Maximal Score After Applying K Operations

What is this problem about?

In this problem, you are given an integer array and an integer k. In a single operation, you can select any element x from the array, add its value to your total score, and then replace that element in the array with ceil(x / 3). You must perform exactly k operations. Your goal is to maximize your total score.

Why is this asked in interviews?

This is a standard greedy optimization problem. Interviewers ask it to test a candidate's familiarity with Priority Queues (Max Heaps). It evaluates if you know how to repeatedly access, process, and re-insert the largest element in a dataset efficiently. It is a highly reliable screener for basic data structure competence.

Algorithmic pattern used

The problem is tailor-made for a Max Heap (Priority Queue). Since you want to maximize your score, you should always pick the absolute largest number currently available in the array.

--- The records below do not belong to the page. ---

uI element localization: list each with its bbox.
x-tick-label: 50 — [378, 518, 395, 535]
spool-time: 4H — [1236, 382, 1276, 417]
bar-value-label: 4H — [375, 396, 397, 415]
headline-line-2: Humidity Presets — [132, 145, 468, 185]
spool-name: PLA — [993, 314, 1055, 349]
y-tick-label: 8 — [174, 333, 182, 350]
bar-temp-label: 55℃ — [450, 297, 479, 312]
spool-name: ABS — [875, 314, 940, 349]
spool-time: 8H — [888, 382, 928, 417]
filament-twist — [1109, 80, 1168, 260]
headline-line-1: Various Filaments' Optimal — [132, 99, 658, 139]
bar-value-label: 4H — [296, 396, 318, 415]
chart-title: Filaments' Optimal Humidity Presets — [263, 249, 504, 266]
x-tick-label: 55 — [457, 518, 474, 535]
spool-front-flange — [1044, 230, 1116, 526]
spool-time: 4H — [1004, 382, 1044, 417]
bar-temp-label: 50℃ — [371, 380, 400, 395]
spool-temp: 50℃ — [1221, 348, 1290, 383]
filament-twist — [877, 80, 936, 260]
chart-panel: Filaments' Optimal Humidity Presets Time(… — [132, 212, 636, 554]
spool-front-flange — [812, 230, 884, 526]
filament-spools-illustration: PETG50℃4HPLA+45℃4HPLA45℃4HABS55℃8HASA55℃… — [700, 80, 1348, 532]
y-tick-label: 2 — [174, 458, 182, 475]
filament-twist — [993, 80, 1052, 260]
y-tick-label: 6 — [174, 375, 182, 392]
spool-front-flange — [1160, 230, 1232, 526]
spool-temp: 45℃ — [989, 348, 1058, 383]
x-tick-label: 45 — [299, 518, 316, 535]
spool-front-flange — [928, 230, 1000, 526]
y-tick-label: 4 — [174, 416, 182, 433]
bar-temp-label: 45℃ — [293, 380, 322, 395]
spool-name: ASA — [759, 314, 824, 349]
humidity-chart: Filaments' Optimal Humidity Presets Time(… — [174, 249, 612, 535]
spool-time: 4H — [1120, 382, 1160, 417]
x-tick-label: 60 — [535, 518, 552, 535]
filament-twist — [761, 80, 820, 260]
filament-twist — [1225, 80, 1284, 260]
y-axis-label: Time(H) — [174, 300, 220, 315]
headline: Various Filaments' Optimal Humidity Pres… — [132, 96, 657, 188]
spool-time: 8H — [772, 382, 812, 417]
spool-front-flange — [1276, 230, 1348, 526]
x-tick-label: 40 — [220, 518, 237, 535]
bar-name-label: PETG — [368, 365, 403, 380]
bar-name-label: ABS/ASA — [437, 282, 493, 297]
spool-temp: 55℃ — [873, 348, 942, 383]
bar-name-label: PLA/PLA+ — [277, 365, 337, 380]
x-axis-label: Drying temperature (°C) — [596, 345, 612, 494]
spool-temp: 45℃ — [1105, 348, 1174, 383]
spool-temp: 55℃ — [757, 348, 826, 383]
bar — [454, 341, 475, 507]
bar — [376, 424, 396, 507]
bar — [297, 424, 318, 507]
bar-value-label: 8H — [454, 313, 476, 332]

1. Insert all array elements into a Max Heap.
2. Loop k times.
3. Pop the largest element, add it to your score.
4. Calculate ceil(value / 3.0) and push it back into the heap.
5. Return the total score.

Example explanation

Array: [10, 20, 7], k = 3. Build Max Heap: [20, 10, 7]. Score = 0.

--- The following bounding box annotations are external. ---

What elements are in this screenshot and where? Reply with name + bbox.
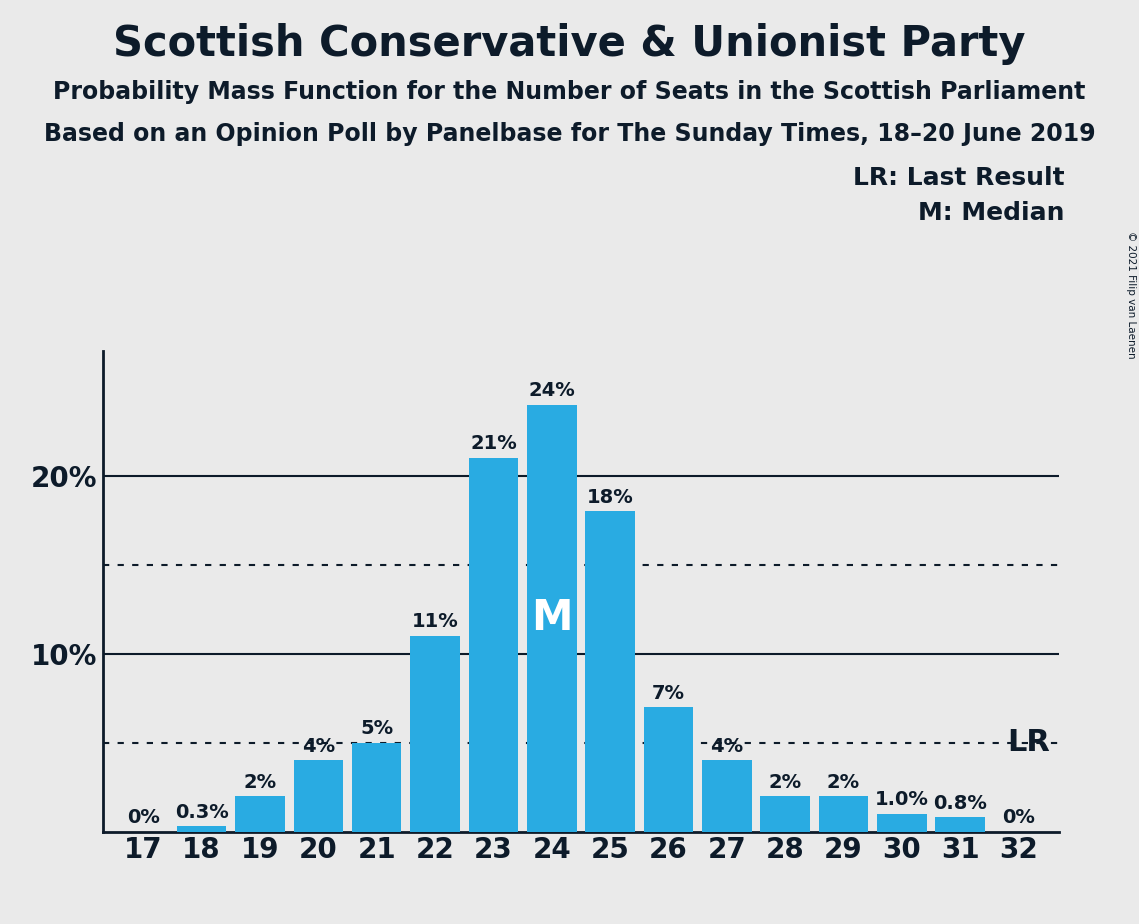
Text: 0.8%: 0.8% xyxy=(933,794,988,813)
Bar xyxy=(352,743,401,832)
Text: 24%: 24% xyxy=(528,381,575,400)
Bar xyxy=(702,760,752,832)
Text: LR: LR xyxy=(1008,728,1050,757)
Bar xyxy=(527,405,576,832)
Bar xyxy=(585,511,634,832)
Bar xyxy=(177,826,227,832)
Text: LR: Last Result: LR: Last Result xyxy=(853,166,1065,190)
Text: Based on an Opinion Poll by Panelbase for The Sunday Times, 18–20 June 2019: Based on an Opinion Poll by Panelbase fo… xyxy=(43,122,1096,146)
Text: 0%: 0% xyxy=(1002,808,1035,827)
Text: 18%: 18% xyxy=(587,488,633,507)
Text: M: Median: M: Median xyxy=(918,201,1065,225)
Text: 2%: 2% xyxy=(827,772,860,792)
Bar xyxy=(760,796,810,832)
Bar xyxy=(410,636,460,832)
Text: 5%: 5% xyxy=(360,719,393,738)
Text: 0.3%: 0.3% xyxy=(174,803,229,821)
Text: Scottish Conservative & Unionist Party: Scottish Conservative & Unionist Party xyxy=(113,23,1026,65)
Text: 11%: 11% xyxy=(411,613,458,631)
Bar xyxy=(644,707,694,832)
Text: 4%: 4% xyxy=(302,737,335,756)
Text: 1.0%: 1.0% xyxy=(875,790,928,809)
Bar xyxy=(877,814,926,832)
Text: M: M xyxy=(531,597,573,639)
Bar xyxy=(236,796,285,832)
Bar xyxy=(935,818,985,832)
Text: © 2021 Filip van Laenen: © 2021 Filip van Laenen xyxy=(1126,231,1136,359)
Text: 0%: 0% xyxy=(126,808,159,827)
Text: 4%: 4% xyxy=(711,737,744,756)
Text: 2%: 2% xyxy=(244,772,277,792)
Text: 2%: 2% xyxy=(769,772,802,792)
Bar xyxy=(819,796,868,832)
Text: Probability Mass Function for the Number of Seats in the Scottish Parliament: Probability Mass Function for the Number… xyxy=(54,80,1085,104)
Text: 7%: 7% xyxy=(652,684,685,702)
Text: 21%: 21% xyxy=(470,434,517,454)
Bar xyxy=(468,458,518,832)
Bar xyxy=(294,760,343,832)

• Operation 1: Pop 20. Score = 20. Push ceil(20 / 3) = 7. Heap: [10, 7, 7].
• Operation 2: Pop 10. Score = $20 + 10 = 30$. Push ceil(10 / 3) = 4. Heap: [7, 7, 4].
• Operation 3: Pop 7. Score = $30 + 7 = 37$. Push ceil(7 / 3) = 3. Heap: [7, 4, 3]. Operations complete. Total maximum score is 37.

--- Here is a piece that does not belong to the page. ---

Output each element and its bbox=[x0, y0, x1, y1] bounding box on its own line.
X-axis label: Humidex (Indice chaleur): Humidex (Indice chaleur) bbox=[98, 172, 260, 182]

Common mistakes candidates make

A very common programming error is doing integer division before applying the ceiling function. In Java or C++, Math.ceil(10 / 3) will result in 3.0 because 10 / 3 performs integer division (truncating to 3) before ceil is called! You must use floating-point math: Math.ceil(10 / 3.0). Another mistake is sorting the array and iterating backward, which fails because the reduced elements might still be larger than other elements in the array.

Interview preparation tip

When solving the Maximal Score After Applying K Operations coding problem, always use double division to ensure accurate ceiling calculations. Furthermore, recognize that extracting the maximum element dynamically over multiple steps is the textbook definition of a Priority Queue. Mentioning that Heap extraction is $O(\log N)$ while resorting an array is $O(N \log N)$ shows a strong grasp of algorithmic time complexities.